First, each of us has our own process we undertake when facing any type of change.  William Bridges talks about this in his change model and book, “Managing Transitions.” During any change effort, individuals go through three phases: Ending, Neutral, and Beginning.  Within each phase there are unique characteristics and behaviors individuals and organizations go through.  Each phase is necessary, normal & natural responses to change.  Based on your comments within the question, I would guess you are knee deep in the ending phase.  As a senior manager, your ability to engage and direct employees is imperative to not only your success but the organization’s as well.  I would suggest, as Ms.
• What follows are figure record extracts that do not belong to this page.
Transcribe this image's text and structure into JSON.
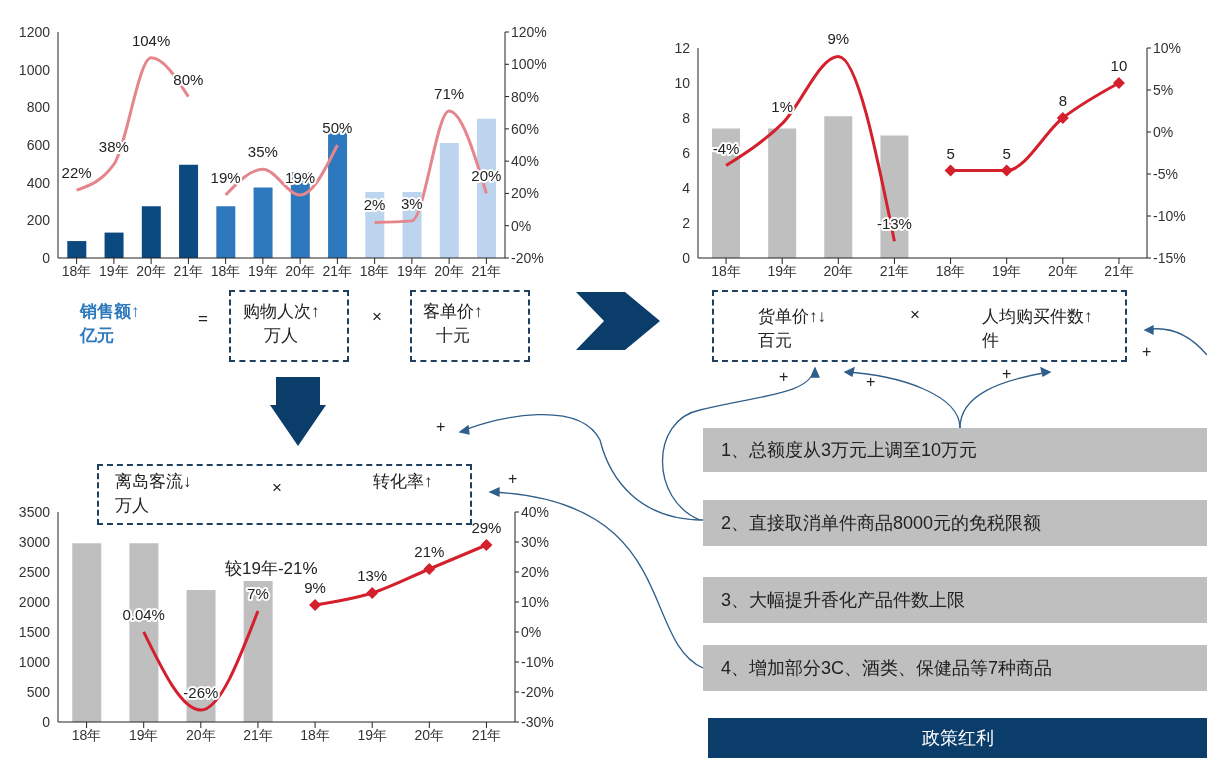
{
  "chart_data": [
    {
      "type": "bar",
      "categories": [
        "18年",
        "19年",
        "20年",
        "21年",
        "18年",
        "19年",
        "20年",
        "21年",
        "18年",
        "19年",
        "20年",
        "21年"
      ],
      "series": [
        {
          "type": "bar",
          "color": "#0b4a80",
          "values": [
            90,
            135,
            275,
            495,
            null,
            null,
            null,
            null,
            null,
            null,
            null,
            null
          ]
        },
        {
          "type": "bar",
          "color": "#2e78bd",
          "values": [
            null,
            null,
            null,
            null,
            275,
            375,
            455,
            675,
            null,
            null,
            null,
            null
          ]
        },
        {
          "type": "bar",
          "color": "#bcd4ee",
          "values": [
            null,
            null,
            null,
            null,
            null,
            null,
            null,
            null,
            350,
            350,
            610,
            740
          ]
        },
        {
          "type": "line",
          "axis": "y2",
          "color": "#e5868c",
          "marker": "none",
          "values": [
            22,
            38,
            104,
            80,
            null,
            null,
            null,
            null,
            null,
            null,
            null,
            null
          ],
          "value_labels": [
            "22%",
            "38%",
            "104%",
            "80%",
            null,
            null,
            null,
            null,
            null,
            null,
            null,
            null
          ]
        },
        {
          "type": "line",
          "axis": "y2",
          "color": "#e5868c",
          "marker": "none",
          "values": [
            null,
            null,
            null,
            null,
            19,
            35,
            19,
            50,
            null,
            null,
            null,
            null
          ],
          "value_labels": [
            null,
            null,
            null,
            null,
            "19%",
            "35%",
            "19%",
            "50%",
            null,
            null,
            null,
            null
          ]
        },
        {
          "type": "line",
          "axis": "y2",
          "color": "#e5868c",
          "marker": "none",
          "values": [
            null,
            null,
            null,
            null,
            null,
            null,
            null,
            null,
            2,
            3,
            71,
            20
          ],
          "value_labels": [
            null,
            null,
            null,
            null,
            null,
            null,
            null,
            null,
            "2%",
            "3%",
            "71%",
            "20%"
          ]
        }
      ],
      "ylim": [
        0,
        1200
      ],
      "yticks": [
        0,
        200,
        400,
        600,
        800,
        1000,
        1200
      ],
      "y2lim": [
        -20,
        120
      ],
      "y2ticks": [
        {
          "value": -20,
          "label": "-20%"
        },
        {
          "value": 0,
          "label": "0%"
        },
        {
          "value": 20,
          "label": "20%"
        },
        {
          "value": 40,
          "label": "40%"
        },
        {
          "value": 60,
          "label": "60%"
        },
        {
          "value": 80,
          "label": "80%"
        },
        {
          "value": 100,
          "label": "100%"
        },
        {
          "value": 120,
          "label": "120%"
        }
      ],
      "grid": false,
      "legend": false,
      "annotations": [
        "销售额↑\n亿元",
        "=",
        "购物人次↑\n万人",
        "×",
        "客单价↑\n十元"
      ]
    },
    {
      "type": "bar",
      "categories": [
        "18年",
        "19年",
        "20年",
        "21年",
        "18年",
        "19年",
        "20年",
        "21年"
      ],
      "series": [
        {
          "type": "bar",
          "color": "#bfbfbf",
          "values": [
            7.4,
            7.4,
            8.1,
            7.0,
            null,
            null,
            null,
            null
          ]
        },
        {
          "type": "line",
          "axis": "y2",
          "color": "#d4202c",
          "marker": "none",
          "values": [
            -4,
            1,
            9,
            -13,
            null,
            null,
            null,
            null
          ],
          "value_labels": [
            "-4%",
            "1%",
            "9%",
            "-13%",
            null,
            null,
            null,
            null
          ]
        },
        {
          "type": "line",
          "color": "#d4202c",
          "marker": "diamond",
          "values": [
            null,
            null,
            null,
            null,
            5,
            5,
            8,
            10
          ],
          "value_labels": [
            null,
            null,
            null,
            null,
            "5",
            "5",
            "8",
            "10"
          ]
        }
      ],
      "ylim": [
        0,
        12
      ],
      "yticks": [
        0,
        2,
        4,
        6,
        8,
        10,
        12
      ],
      "y2lim": [
        -15,
        10
      ],
      "y2ticks": [
        {
          "value": -15,
          "label": "-15%"
        },
        {
          "value": -10,
          "label": "-10%"
        },
        {
          "value": -5,
          "label": "-5%"
        },
        {
          "value": 0,
          "label": "0%"
        },
        {
          "value": 5,
          "label": "5%"
        },
        {
          "value": 10,
          "label": "10%"
        }
      ],
      "grid": false,
      "legend": false,
      "annotations": [
        "货单价↑↓\n百元",
        "×",
        "人均购买件数↑\n件"
      ]
    },
    {
      "type": "bar",
      "categories": [
        "18年",
        "19年",
        "20年",
        "21年",
        "18年",
        "19年",
        "20年",
        "21年"
      ],
      "series": [
        {
          "type": "bar",
          "color": "#bfbfbf",
          "values": [
            2980,
            2980,
            2200,
            2350,
            null,
            null,
            null,
            null
          ]
        },
        {
          "type": "line",
          "axis": "y2",
          "color": "#d4202c",
          "marker": "none",
          "values": [
            null,
            0.04,
            -26,
            7,
            null,
            null,
            null,
            null
          ],
          "value_labels": [
            null,
            "0.04%",
            "-26%",
            "7%",
            null,
            null,
            null,
            null
          ]
        },
        {
          "type": "line",
          "axis": "y2",
          "color": "#d4202c",
          "marker": "diamond",
          "values": [
            null,
            null,
            null,
            null,
            9,
            13,
            21,
            29
          ],
          "value_labels": [
            null,
            null,
            null,
            null,
            "9%",
            "13%",
            "21%",
            "29%"
          ]
        }
      ],
      "ylim": [
        0,
        3500
      ],
      "yticks": [
        0,
        500,
        1000,
        1500,
        2000,
        2500,
        3000,
        3500
      ],
      "y2lim": [
        -30,
        40
      ],
      "y2ticks": [
        {
          "value": -30,
          "label": "-30%"
        },
        {
          "value": -20,
          "label": "-20%"
        },
        {
          "value": -10,
          "label": "-10%"
        },
        {
          "value": 0,
          "label": "0%"
        },
        {
          "value": 10,
          "label": "10%"
        },
        {
          "value": 20,
          "label": "20%"
        },
        {
          "value": 30,
          "label": "30%"
        },
        {
          "value": 40,
          "label": "40%"
        }
      ],
      "grid": false,
      "legend": false,
      "annotations": [
        "离岛客流↓\n万人",
        "×",
        "转化率↑",
        "较19年-21%"
      ]
    },
    {
      "type": "other",
      "annotations": [
        "1、总额度从3万元上调至10万元",
        "2、直接取消单件商品8000元的免税限额",
        "3、大幅提升香化产品件数上限",
        "4、增加部分3C、酒类、保健品等7种商品",
        "政策红利",
        "+",
        "+",
        "+",
        "+",
        "+",
        "+"
      ]
    }
  ]
}
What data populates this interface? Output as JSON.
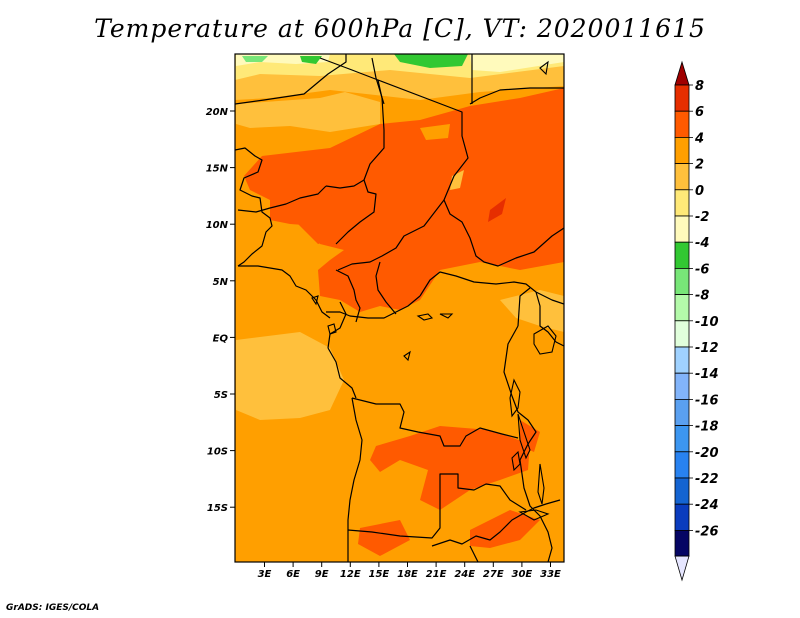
{
  "title": "Temperature at 600hPa [C], VT: 2020011615",
  "credit": "GrADS: IGES/COLA",
  "map": {
    "lon_ticks": [
      "3E",
      "6E",
      "9E",
      "12E",
      "15E",
      "18E",
      "21E",
      "24E",
      "27E",
      "30E",
      "33E"
    ],
    "lat_ticks": [
      "20N",
      "15N",
      "10N",
      "5N",
      "EQ",
      "5S",
      "10S",
      "15S"
    ]
  },
  "colorbar": {
    "labels": [
      "8",
      "6",
      "4",
      "2",
      "0",
      "-2",
      "-4",
      "-6",
      "-8",
      "-10",
      "-12",
      "-14",
      "-16",
      "-18",
      "-20",
      "-22",
      "-24",
      "-26"
    ],
    "colors": [
      "#a00000",
      "#e62e00",
      "#ff5a00",
      "#ff9f00",
      "#ffc03c",
      "#ffe978",
      "#fffabc",
      "#32c832",
      "#78e678",
      "#b4faaa",
      "#e1ffdc",
      "#a0d2ff",
      "#82b4fa",
      "#5aa0f0",
      "#3c96f0",
      "#2882f0",
      "#1464d2",
      "#0a3cbe",
      "#050564"
    ],
    "under_color": "#e6e6ff",
    "over_color": "#a00000"
  }
}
Bowen did, that you look at what is causing your turmoil over the situation and then discuss with your boss.

Second, there is concern for all the change that seems to be constantly occurring and ends with the desire to identify a way to “objectively measuring success of a reorg.” Within that question lies a multitude of lacking information.  I would first want to learn:

1. What measures the design team looked at that told them a reorganization was in need?
2. Were those measures being tracked prior to the reorg?
3. Have they presented each of these “structural changes” as separate initiatives or steps in a longer process to get to
        the ideal state?  
4. Have key stakeholders, outside the design team, been engaged in the rollout of the change?
5. How often has information been flowed out about the change?
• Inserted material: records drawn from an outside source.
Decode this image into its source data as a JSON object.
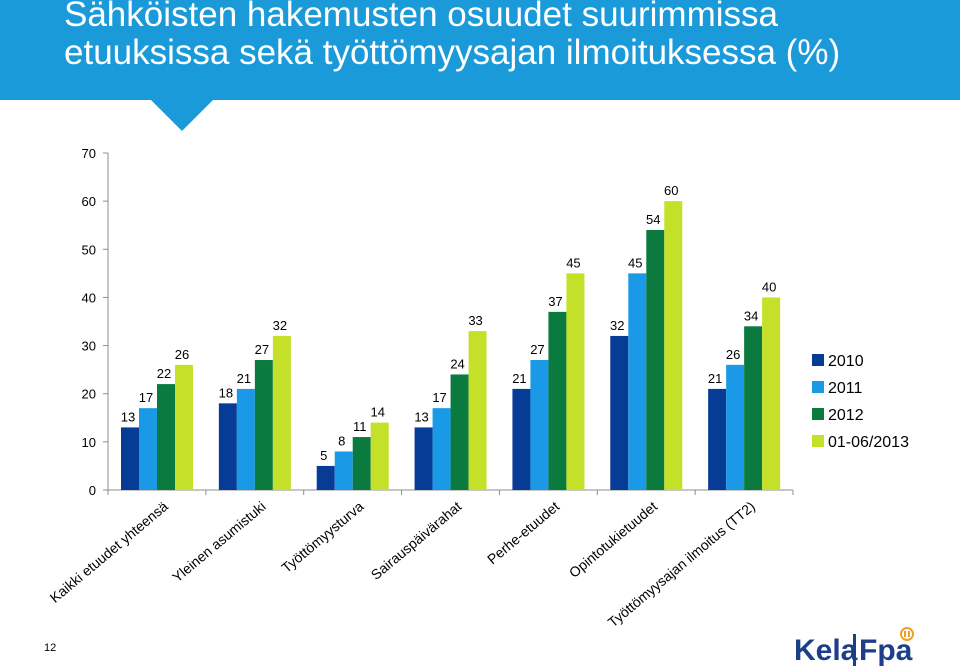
{
  "title_line1": "Sähköisten hakemusten osuudet suurimmissa",
  "title_line2": "etuuksissa sekä työttömyysajan ilmoituksessa (%)",
  "page_number": "12",
  "logo": {
    "kela": "Kela",
    "fpa": "Fpa"
  },
  "chart_data": {
    "type": "bar",
    "title": "Sähköisten hakemusten osuudet suurimmissa etuuksissa sekä työttömyysajan ilmoituksessa (%)",
    "categories": [
      "Kaikki etuudet yhteensä",
      "Yleinen asumistuki",
      "Työttömyysturva",
      "Sairauspäivärahat",
      "Perhe-etuudet",
      "Opintotukietuudet",
      "Työttömyysajan ilmoitus (TT2)"
    ],
    "series": [
      {
        "name": "2010",
        "color": "#063b96",
        "values": [
          13,
          18,
          5,
          13,
          21,
          32,
          21
        ]
      },
      {
        "name": "2011",
        "color": "#1a9ae6",
        "values": [
          17,
          21,
          8,
          17,
          27,
          45,
          26
        ]
      },
      {
        "name": "2012",
        "color": "#0a7a3e",
        "values": [
          22,
          27,
          11,
          24,
          37,
          54,
          34
        ]
      },
      {
        "name": "01-06/2013",
        "color": "#c5e028",
        "values": [
          26,
          32,
          14,
          33,
          45,
          60,
          40
        ]
      }
    ],
    "ylim": [
      0,
      70
    ],
    "yticks": [
      0,
      10,
      20,
      30,
      40,
      50,
      60,
      70
    ],
    "xlabel": "",
    "ylabel": "",
    "grid": false,
    "legend": "right"
  }
}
Based on your question and the fact that you are in management, I gather that the design team has not done a good job at describing the What, How, Why, and When of the change.  The more employees understand what they are doing, why they are doing it, and what they can expect from the change, the more likely they will respond positively to it.
I hope this response gave you some insight and thought starters.

Reorganizations seldom provide the results defined on paper for the simple reason they usually focus on the symptoms and not the causes.

In my practice, I insist my clients organize their companies around the asset owned and/or controlled that provides the customer with a competitive advantage in the market in which the client operates. In other words, the asset is employed in a product/service that makes it usable to the customer, and it is the customer that gets the competitive advantage. Although every attention should paid to maximizing production efficiencies even more attention needs to paid to the value provided to customers. A customer value focused approach is much more robust and long lasting than most efficiencies. Consequently, fewer and shallower reorganizing cycles are required.

All businesses exist because they own and/or control an asset that can be used in a product or service that provides customers with a competitive advantage. That is, the asset somehow makes the customer's life easier or less uncertain in some way. the busy part of the business involves putting in place processes that make that asset usable to the customer, and managing the risks inherent in the business. The business survives when all this done and an excess of value of produced, otherwise known as profit, allowing the company to pay for the cost of capital, return money to investors and reinvest in its future.

A reorganization must focus on maximizing stakeholder satisfaction over a set period of time. It should be designed to measure and enhance the return on this asset and the competitive advantage provided to the customer over a given time horizon.